OFFICIALS who fail to tackle yobbish behaviour should face the sack, Home Secretary David Blunkett said yesterday.
His comments came as he announced a £22m crackdown on anti-social behaviour in the next year as part of a three-year, £75m programme.
A Home Office action plan set out a host of initiatives to tackle problems such as "neighbours from hell", begging and rundown, dirty council estates.
Council workers and others who fail to take on anti-social behaviour should face the consequences, he said.
"They are paid by the community and should be held to account by the community.
"If they don't do their job on behalf of the community, the chief officers of police, housing, environmental health or the courts should simply get rid of them."
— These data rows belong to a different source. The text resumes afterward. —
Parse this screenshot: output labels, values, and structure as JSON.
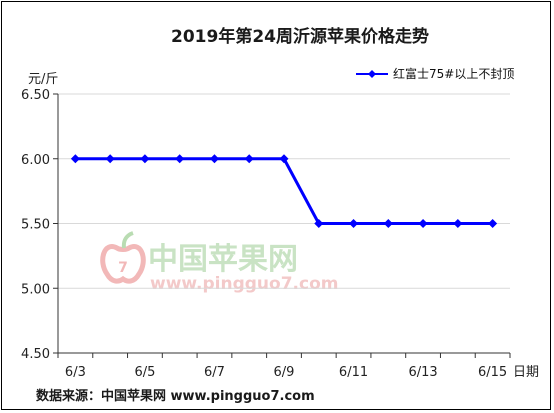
{
  "chart_data": {
    "type": "line",
    "title": "2019年第24周沂源苹果价格走势",
    "ylabel": "元/斤",
    "xlabel": "日期",
    "ylim": [
      4.5,
      6.5
    ],
    "yticks": [
      "6.50",
      "6.00",
      "5.50",
      "5.00",
      "4.50"
    ],
    "ytick_values": [
      6.5,
      6.0,
      5.5,
      5.0,
      4.5
    ],
    "x": [
      "6/3",
      "6/4",
      "6/5",
      "6/6",
      "6/7",
      "6/8",
      "6/9",
      "6/10",
      "6/11",
      "6/12",
      "6/13",
      "6/14",
      "6/15"
    ],
    "xtick_labels": [
      "6/3",
      "6/5",
      "6/7",
      "6/9",
      "6/11",
      "6/13",
      "6/15"
    ],
    "series": [
      {
        "name": "红富士75#以上不封顶",
        "color": "#0000ff",
        "marker": "diamond",
        "values": [
          6.0,
          6.0,
          6.0,
          6.0,
          6.0,
          6.0,
          6.0,
          5.5,
          5.5,
          5.5,
          5.5,
          5.5,
          5.5
        ]
      }
    ],
    "grid": "horizontal",
    "legend_position": "top-right"
  },
  "watermark": {
    "text": "中国苹果网",
    "url": "www.pingguo7.com",
    "icon": "apple-logo-icon"
  },
  "footer": {
    "source": "数据来源：中国苹果网 www.pingguo7.com"
  }
}
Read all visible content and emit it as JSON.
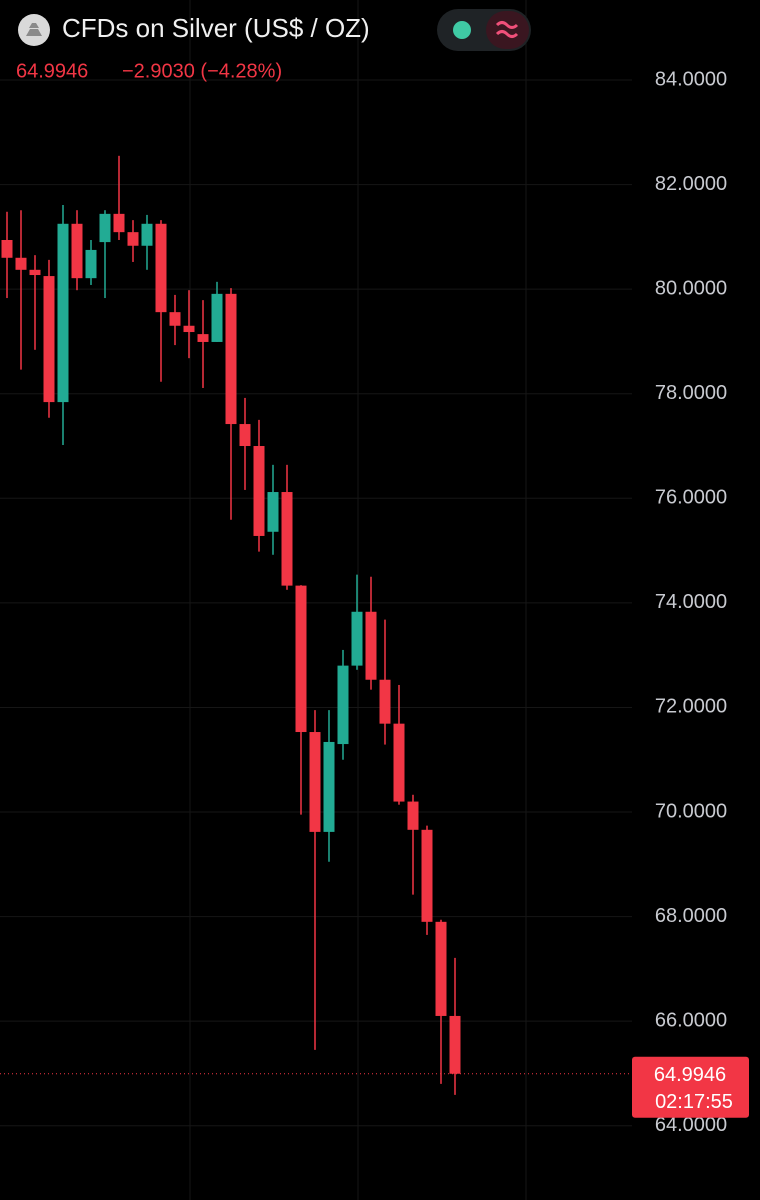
{
  "chart_data": {
    "type": "candlestick",
    "title": "CFDs on Silver (US$ / OZ)",
    "last_price": 64.9946,
    "change": "−2.9030 (−4.28%)",
    "countdown": "02:17:55",
    "up_color": "#22ab94",
    "down_color": "#f23645",
    "grid": true,
    "ylim": [
      62.58,
      85.53
    ],
    "yticks": [
      {
        "value": 84,
        "label": "84.0000"
      },
      {
        "value": 82,
        "label": "82.0000"
      },
      {
        "value": 80,
        "label": "80.0000"
      },
      {
        "value": 78,
        "label": "78.0000"
      },
      {
        "value": 76,
        "label": "76.0000"
      },
      {
        "value": 74,
        "label": "74.0000"
      },
      {
        "value": 72,
        "label": "72.0000"
      },
      {
        "value": 70,
        "label": "70.0000"
      },
      {
        "value": 68,
        "label": "68.0000"
      },
      {
        "value": 66,
        "label": "66.0000"
      },
      {
        "value": 64,
        "label": "64.0000"
      }
    ],
    "open": [
      80.94,
      80.6,
      80.37,
      80.25,
      77.84,
      81.25,
      80.21,
      80.9,
      81.44,
      81.09,
      80.83,
      81.25,
      79.56,
      79.3,
      79.14,
      78.99,
      79.91,
      77.42,
      77.0,
      75.36,
      76.12,
      74.33,
      71.53,
      69.62,
      71.3,
      72.8,
      73.83,
      72.53,
      71.69,
      70.2,
      69.66,
      67.9,
      66.1
    ],
    "high": [
      81.48,
      81.51,
      80.65,
      80.56,
      81.61,
      81.51,
      80.94,
      81.51,
      82.55,
      81.32,
      81.42,
      81.32,
      79.89,
      79.98,
      79.79,
      80.14,
      80.02,
      77.92,
      77.5,
      76.64,
      76.64,
      74.34,
      71.95,
      71.95,
      73.1,
      74.54,
      74.5,
      73.68,
      72.43,
      70.33,
      69.74,
      67.94,
      67.21
    ],
    "low": [
      79.83,
      78.46,
      78.84,
      77.54,
      77.02,
      79.98,
      80.08,
      79.83,
      80.94,
      80.52,
      80.37,
      78.23,
      78.93,
      78.68,
      78.11,
      78.99,
      75.59,
      76.16,
      74.98,
      74.92,
      74.25,
      69.95,
      65.45,
      69.05,
      71.0,
      72.72,
      72.34,
      71.29,
      70.14,
      68.42,
      67.65,
      64.8,
      64.59
    ],
    "close": [
      80.6,
      80.37,
      80.27,
      77.84,
      81.25,
      80.21,
      80.75,
      81.44,
      81.09,
      80.83,
      81.25,
      79.56,
      79.3,
      79.18,
      78.99,
      79.91,
      77.42,
      77.0,
      75.28,
      76.12,
      74.33,
      71.53,
      69.62,
      71.34,
      72.8,
      73.83,
      72.53,
      71.69,
      70.2,
      69.66,
      67.9,
      66.1,
      64.9946
    ]
  }
}
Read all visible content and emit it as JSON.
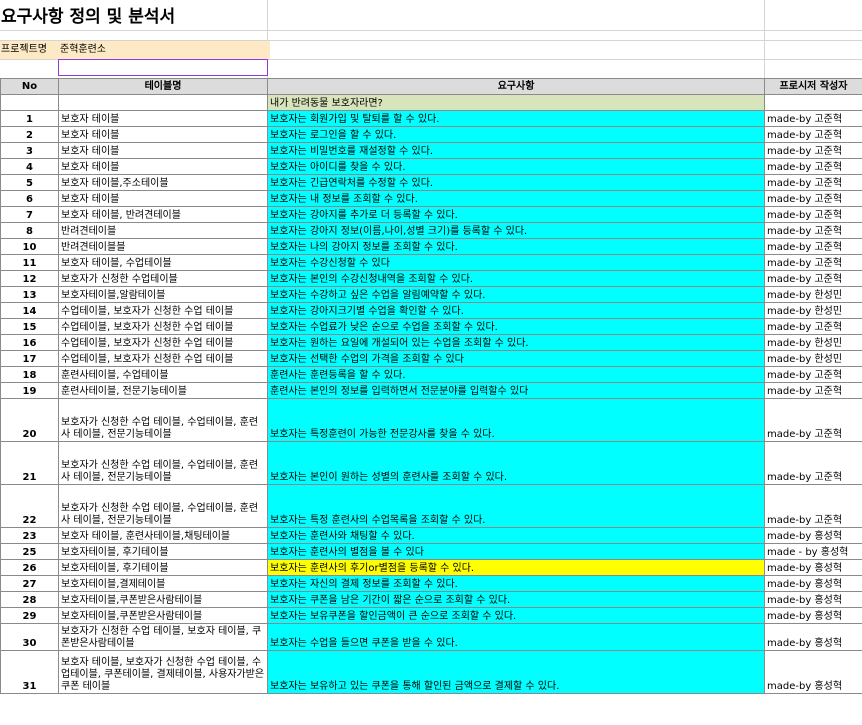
{
  "title": "요구사항 정의 및 분석서",
  "project": {
    "label": "프로젝트명",
    "value": "준혁훈련소",
    "input_value": ""
  },
  "columns": [
    "No",
    "테이블명",
    "요구사항",
    "프로시저 작성자"
  ],
  "section_title": "내가 반려동물 보호자라면?",
  "colors": {
    "requirement": "#00ffff",
    "highlight": "#ffff00",
    "section": "#d8e4bc",
    "header": "#dcdcdc",
    "project": "#fde9c4"
  },
  "rows": [
    {
      "no": "1",
      "table": "보호자 테이블",
      "req": "보호자는 회원가입 및 탈퇴를 할 수 있다.",
      "author": "made-by 고준혁"
    },
    {
      "no": "2",
      "table": "보호자 테이블",
      "req": "보호자는 로그인을 할 수 있다.",
      "author": "made-by 고준혁"
    },
    {
      "no": "3",
      "table": "보호자 테이블",
      "req": "보호자는 비밀번호를 재설정할 수 있다.",
      "author": "made-by 고준혁"
    },
    {
      "no": "4",
      "table": "보호자 테이블",
      "req": "보호자는 아이디를 찾을 수 있다.",
      "author": "made-by 고준혁"
    },
    {
      "no": "5",
      "table": "보호자 테이블,주소테이블",
      "req": "보호자는 긴급연락처를 수정할 수 있다.",
      "author": "made-by 고준혁"
    },
    {
      "no": "6",
      "table": "보호자 테이블",
      "req": "보호자는 내 정보를 조회할 수 있다.",
      "author": "made-by 고준혁"
    },
    {
      "no": "7",
      "table": "보호자 테이블, 반려견테이블",
      "req": "보호자는 강아지를 추가로 더 등록할 수 있다.",
      "author": "made-by 고준혁"
    },
    {
      "no": "8",
      "table": "반려견테이블",
      "req": "보호자는 강아지 정보(이름,나이,성별 크기)를 등록할 수 있다.",
      "author": "made-by 고준혁"
    },
    {
      "no": "10",
      "table": "반려견테이블블",
      "req": "보호자는 나의 강아지 정보를 조회할 수 있다.",
      "author": "made-by 고준혁"
    },
    {
      "no": "11",
      "table": "보호자 테이블, 수업테이블",
      "req": "보호자는 수강신청할 수 있다",
      "author": "made-by 고준혁"
    },
    {
      "no": "12",
      "table": "보호자가 신청한 수업테이블",
      "req": "보호자는 본인의 수강신청내역을 조회할 수 있다.",
      "author": "made-by 고준혁"
    },
    {
      "no": "13",
      "table": "보호자테이블,알람테이블",
      "req": "보호자는 수강하고 싶은 수업을 알림예약할 수 있다.",
      "author": "made-by 한성민"
    },
    {
      "no": "14",
      "table": "수업테이블, 보호자가 신청한  수업 테이블",
      "req": "보호자는 강아지크기별 수업을 확인할 수 있다.",
      "author": "made-by 한성민"
    },
    {
      "no": "15",
      "table": "수업테이블, 보호자가 신청한  수업 테이블",
      "req": "보호자는 수업료가 낮은 순으로 수업을 조회할 수 있다.",
      "author": "made-by 고준혁"
    },
    {
      "no": "16",
      "table": "수업테이블, 보호자가 신청한  수업 테이블",
      "req": "보호자는 원하는 요일에 개설되어 있는 수업을 조회할 수 있다.",
      "author": "made-by 한성민"
    },
    {
      "no": "17",
      "table": "수업테이블, 보호자가 신청한  수업 테이블",
      "req": "보호자는 선택한 수업의 가격을 조회할 수 있다",
      "author": "made-by 한성민"
    },
    {
      "no": "18",
      "table": "훈련사테이블, 수업테이블",
      "req": "훈련사는 훈련등록을 할 수 있다.",
      "author": "made-by 고준혁"
    },
    {
      "no": "19",
      "table": "훈련사테이블, 전문기능테이블",
      "req": "훈련사는 본인의 정보를 입력하면서 전문분야를 입력할수 있다",
      "author": "made-by 고준혁"
    },
    {
      "no": "20",
      "table": "보호자가 신청한 수업 테이블, 수업테이블, 훈련사 테이블, 전문기능테이블",
      "req": "보호자는 특정훈련이 가능한 전문강사를 찾을 수 있다.",
      "author": "made-by 고준혁",
      "tall": true
    },
    {
      "no": "21",
      "table": "보호자가 신청한 수업 테이블, 수업테이블, 훈련사 테이블, 전문기능테이블",
      "req": "보호자는 본인이 원하는 성별의 훈련사를 조회할 수 있다.",
      "author": "made-by 고준혁",
      "tall": true
    },
    {
      "no": "22",
      "table": "보호자가 신청한 수업 테이블, 수업테이블, 훈련사 테이블, 전문기능테이블",
      "req": "보호자는 특정 훈련사의 수업목록을 조회할 수 있다.",
      "author": "made-by 고준혁",
      "tall": true
    },
    {
      "no": "23",
      "table": "보호자 테이블, 훈련사테이블,채팅테이블",
      "req": "보호자는 훈련사와 채팅할 수 있다.",
      "author": "made-by 홍성혁"
    },
    {
      "no": "25",
      "table": "보호자테이블, 후기테이블",
      "req": "보호자는 훈련사의 별점을 볼 수 있다",
      "author": "made - by 홍성혁"
    },
    {
      "no": "26",
      "table": "보호자테이블, 후기테이블",
      "req": "보호자는 훈련사의 후기or별점을 등록할 수 있다.",
      "author": "made-by 홍성혁",
      "highlight": true
    },
    {
      "no": "27",
      "table": "보호자테이블,결제테이블",
      "req": "보호자는 자신의 결제 정보를 조회할 수 있다.",
      "author": "made-by 홍성혁"
    },
    {
      "no": "28",
      "table": "보호자테이블,쿠폰받은사람테이블",
      "req": "보호자는 쿠폰을 남은 기간이 짧은 순으로 조회할 수 있다.",
      "author": "made-by 홍성혁"
    },
    {
      "no": "29",
      "table": "보호자테이블,쿠폰받은사람테이블",
      "req": "보호자는 보유쿠폰을 할인금액이 큰 순으로 조회할 수 있다.",
      "author": "made-by 홍성혁"
    },
    {
      "no": "30",
      "table": "보호자가 신청한 수업 테이블, 보호자 테이블, 쿠폰받은사람테이블",
      "req": "보호자는 수업을 들으면 쿠폰을 받을 수 있다.",
      "author": "made-by 홍성혁",
      "mid": true
    },
    {
      "no": "31",
      "table": "보호자 테이블, 보호자가 신청한 수업 테이블, 수업테이블, 쿠폰테이블, 결제테이블, 사용자가받은 쿠폰 테이블",
      "req": "보호자는 보유하고 있는 쿠폰을 통해 할인된 금액으로 결제할 수 있다.",
      "author": "made-by 홍성혁",
      "tall": true
    }
  ]
}
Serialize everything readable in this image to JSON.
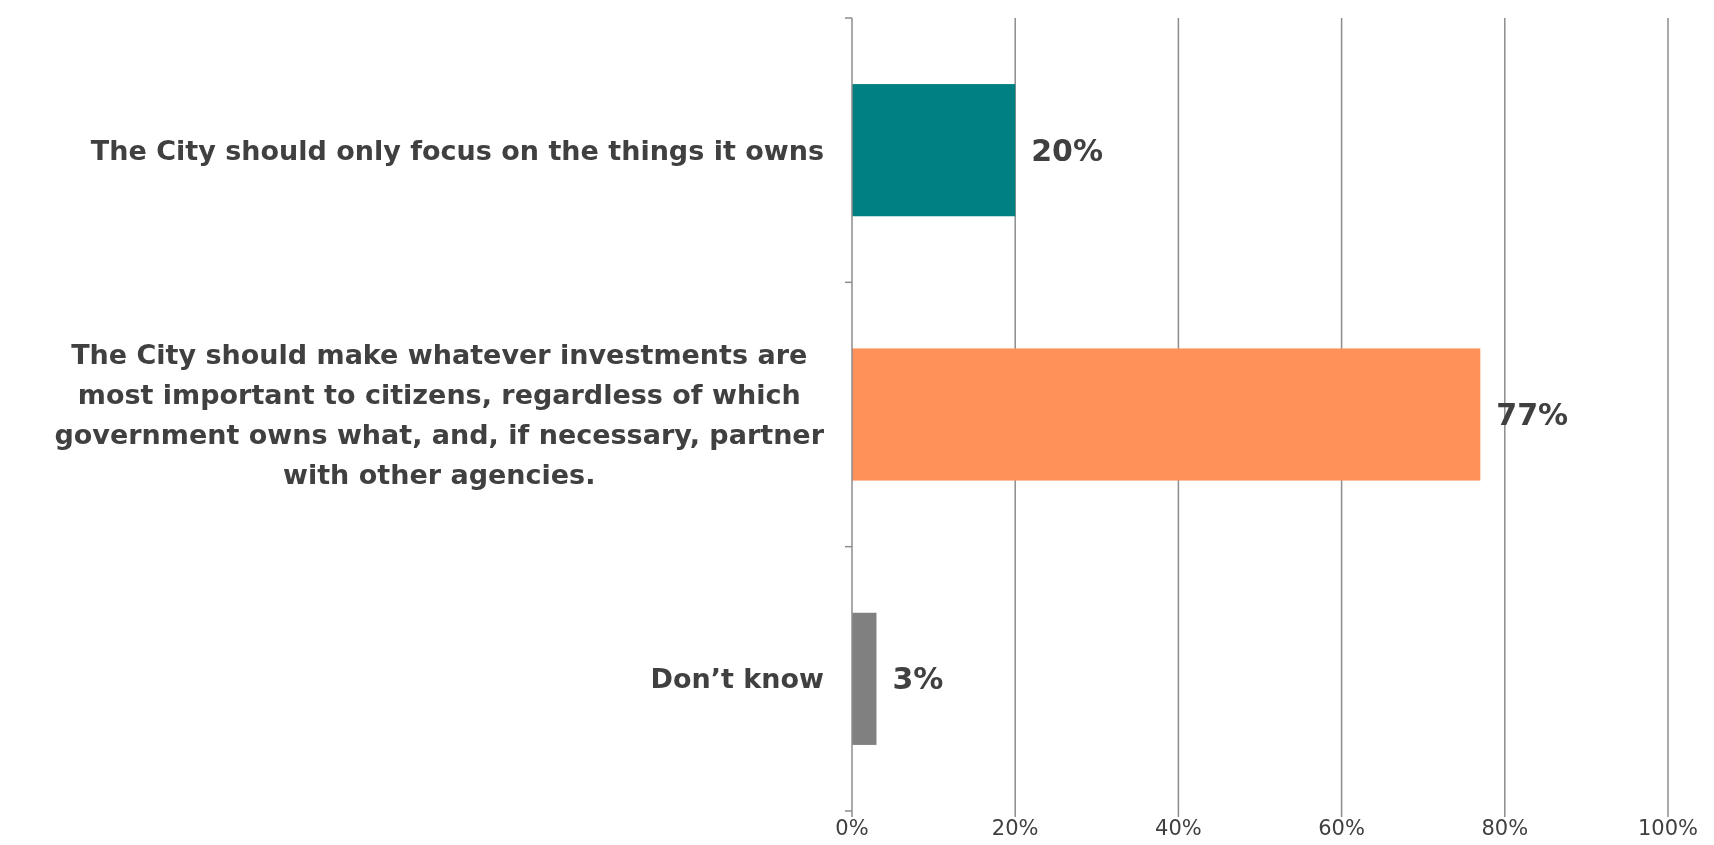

Prime Minister Tony Blair said: "To the police, housing officers, local authorities - we've listened, we've given you the powers and it's time you used them."
Sunderland was named among a number of trailblazing councils across the country, which will receive £100,000 a year to help address problems caused by nuisance neighbours.
A Nuisance Neighbour Panel will be set up in the city to target at least 50 problem households.
Harry Trueman, Sunderland City Council cabinet member for housing, said: "This is about reclaiming our neighbourhoods for the vast majority of decent, law abiding people."
Measures will also be stepped up to tackle begging in Brighton, Bristol and Leeds, and Westminster and Camden in the capital.
The action plan will also tackle scruffy neighbourhoods, with ten areas to receive a "100 days clean-up" involving removing abandoned cars or graffiti.
A national database will be set up to identify each graffiti artist by the nickname or pseudonym they use in their artwork.
A total of 23 crime and disorder partnerships in the North-East will each receive £60,000 over two years to spend on anti-social behaviour measures.
Many of these aims have already been realised by former policeman and Middlesbrough Mayor Ray Mallon.
Mr Mallon has cut the number of beggars in the town from 24 to one since launching the Raising Hope Initiative last October.
Burglary is down by 40 per cent, car crime by 36 per cent, while aggressive begging and instances of anti-social behaviour have been cut after the introduction of the street warden scheme and improved security camera coverage.
Shadow Home Secretary Oliver Letwin said: "While we welcome the aims behind the announcement, there are serious questions about whether it is just another headline-grabbing initiative, or whether it will it bring lasting improvements."
Rick Kelly, who helps run a disco and youth club on the Sunnybrow estate, near Crook, County Durham, said more needed to be done to engage youngsters in their communities.
He said: "If you can get kids involved in something three nights a week they are not going to be getting bored standing on the streets and hanging around in bus shelters.
"Then you cut down on a lot of the petty vandalism and crime. A lot of kids want to take pride in where they live, but there is nothing for them to have a stake in."